The capacity to process information in conceptual form is a fundamental aspect of human cognition, yet little is known about how this type of information is encoded in the brain. Although the role of sensory and motor cortical areas has been a focus of recent debate, neuroimaging studies of concept representation consistently implicate a network of heteromodal areas that seem to support concept retrieval in general rather than knowledge related to any particular sensory-motor content. We used predictive machine learning on fMRI data to investigate the hypothesis that cortical areas in this "general semantic network" (GSN) encode multimodal information derived from basic sensory-motor processes, possibly functioning as convergence- divergence zones for distributed concept representation. An encoding model based on five conceptual attributes directly related to sensory-motor experience (sound, color, shape, manipulability, and visual motion) was used to predict brain activation patterns associated with individual lexical concepts in a semantic decision task. When the analysis was restricted to voxels in the GSN, the model was able to identify the activation patterns corresponding to individual concrete concepts significantly above chance. In contrast, a model based on five perceptual attributes of the word form performed at chance level. This pattern was reversed when the analysis was restricted to areas involved in the perceptual analysis of written word forms. These results indicate that heteromodal areas involved in semantic processing encode information about the relative importance of different sensory-motor attributes of concepts, possibly by storing particular combinations of sensory and motor features.

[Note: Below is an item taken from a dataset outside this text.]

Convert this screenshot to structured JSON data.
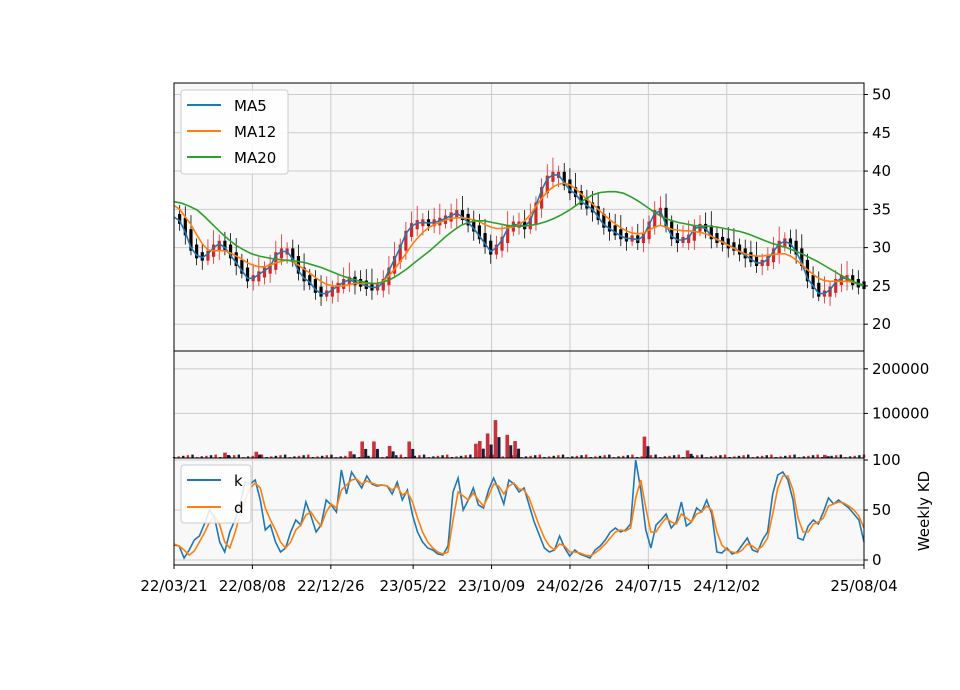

机译:以概念形式处理信息的能力是人类认知的基本方面,但人们对这种信息在大脑中的编码方式知之甚少。尽管感觉皮层和运动皮层区域的作用一直是近期争论的焦点,但是对概念表示的神经影像研究始终暗示着一个异质模态区域网络,该网络似乎总体上支持概念检索,而不是支持与任何特定感觉皮层运动相关的知识。我们在fMRI数据上使用预测性机器学习来研究以下假设:“通用语义网络”(GSN)中的皮质区域编码源自基本感觉运动过程的多峰信息,可能充当分布式概念表示的收敛发散区域。基于五个与感觉运动体验(声音,颜色,形状,可操纵性和视觉运动)直接相关的概念属性的编码模型用于预测与语义决策任务中的各个词汇概念相关的大脑激活模式。当分析仅限于GSN中的体素时,该模型能够识别出与个别具体概念相对应的激活模式,而这种激活模式大大超出了机会。相反,在机会级别执行基于单词形式的五个感知属性的模型。当分析仅限于涉及书面单词形式的感性分析的区域时,这种模式将被逆转。这些结果表明,语义处理中涉及的异模式区域可能通过存储特定的感觉和运动特征组合来编码有关概念的不同感觉-运动属性的相对重要性的信息。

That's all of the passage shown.